Yüklemi fiil olan cümleye fiil cümlesi denilir. Fiil cümlelerinde yüklem, basit, türemiş ya da bileşik bir eylem olabilir.

Neşe Atabay ve diğerleri “Olmak, etmek, eylemek, kılmak yardımcı eylemleri ad ve ad soylu sözcüklerin eylem gibi kullanılmalarını sağlayan bir tür bileşik eylem oluşturduklarını söyleyerek eylem cümlelerinde yüklemin tek sözcüklü olabildiği gibi, birden çok sözcükten de kurulabileceğini belirtirler. 93

Yüklemi, basit, türemiş veya birleşik yapıda olan bir fiilin basit veya birleşik çekimli şeklinden oluşan cümlelere fiil cümleleri denir. Bir fiilin basit veya birleşik şart çekimli şekilleri bağımsız cümle oluşturmazlar. Ancak yüklemi açısından fiil cümlesi sayılırlar. Çünkü bunlar bir cümlenin şartlı yan yargısını oluşturabilirler. Ancak gereklik veya istek ifadesiyle kullandığında durum farklıdır:

90 KOÇ, s. 527-529

91 GENCAN, s. 107

92 HENGİRMEN, s. 363

93 ATABAY, KUTLUK, ÖZEL, s. 68

“Sen bir ceylan olsan ben de bir avcı (Yüklem )

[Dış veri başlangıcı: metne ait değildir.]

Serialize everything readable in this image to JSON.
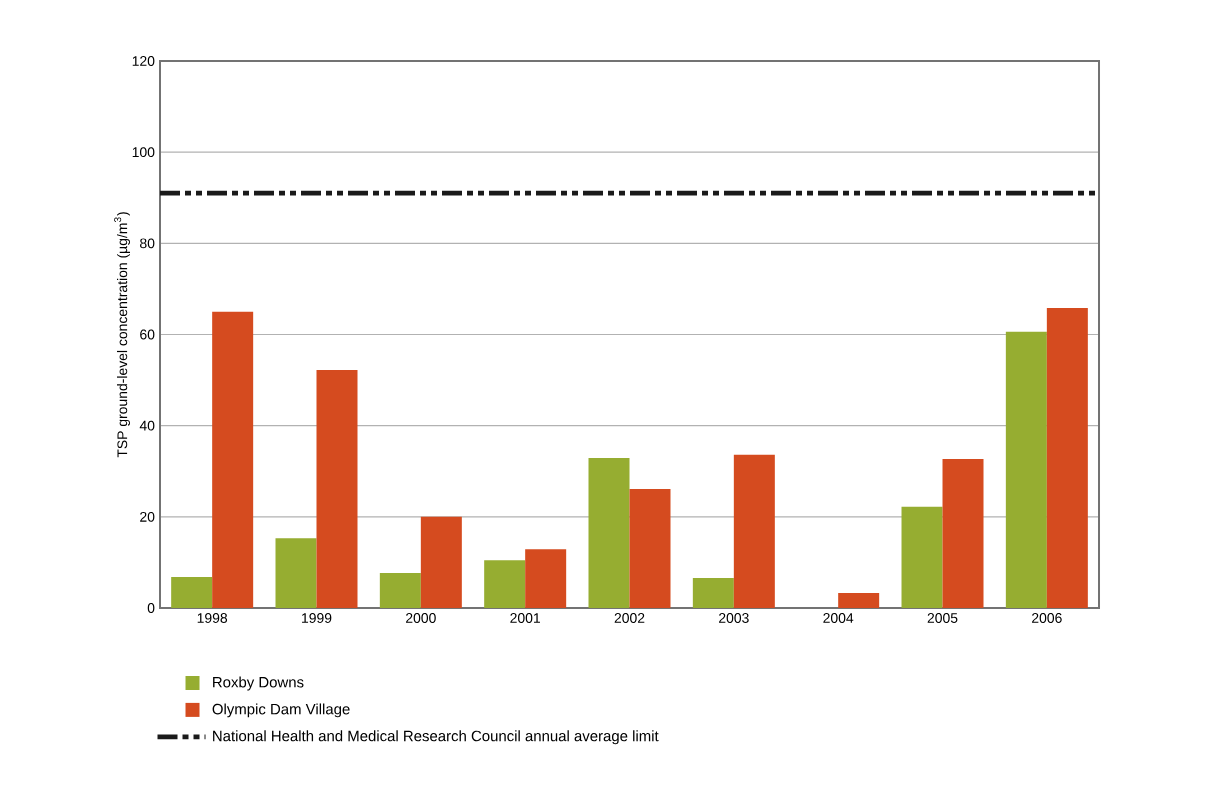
{
  "chart_data": {
    "type": "bar",
    "categories": [
      "1998",
      "1999",
      "2000",
      "2001",
      "2002",
      "2003",
      "2004",
      "2005",
      "2006"
    ],
    "series": [
      {
        "name": "Roxby Downs",
        "color": "#96ad31",
        "values": [
          6.8,
          15.3,
          7.7,
          10.5,
          32.9,
          6.6,
          0,
          22.2,
          60.6
        ]
      },
      {
        "name": "Olympic Dam Village",
        "color": "#d54b1f",
        "values": [
          65,
          52.2,
          20,
          12.9,
          26.1,
          33.6,
          3.3,
          32.7,
          65.8
        ]
      }
    ],
    "ylabel": "TSP ground-level concentration (µg/m$^{3}$)",
    "ylim": [
      0,
      120
    ],
    "yticks": [
      0,
      20,
      40,
      60,
      80,
      100,
      120
    ],
    "grid": "y",
    "legend": "bottom",
    "ref_lines": [
      {
        "axis": "y",
        "value": 91,
        "label": "National Health and Medical Research Council annual average limit",
        "color": "#1a1a1a",
        "line_style": "dashdotdot"
      }
    ]
  }
}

Avlasam çöllerde saz ile seni…. “(Yüklem )

Fiil cümlelerinde cümlenin bütün ögeleri bulunabilir. Nesne, yalnızca yüklemi geçişli çatı özelliği taşıyan cümlelerde bulunabilir. Özne ise, edilgen yüklemli cümlelerde bulunmaz veya iğreti olarak yer alabilir. 94

Örneklerde anlatımı daha etkili ve çekici bir hale getirmek için, bir önceki cümlenin devamı niteliğinde olan fiil cümlelerinin yüklemi düşürülerek, eksiltili yapı oluşturulduğu gözlenmektedir.

Çalışmamızda basit ya da bileşik fiil ile kurulabilen fiil cümlelerini bir bütün olarak ele aldık. İncelediğimiz romanlarda bir önceki cümle ya da cümlelerin devamı olan cümlelerin yükleminin düşürülerek eksilti yapıldığını tespit ettik. Biz çalışmamızda eksiltilen cümleyi, eksiltilen sözcükle beraber değerlendirmeye aldık.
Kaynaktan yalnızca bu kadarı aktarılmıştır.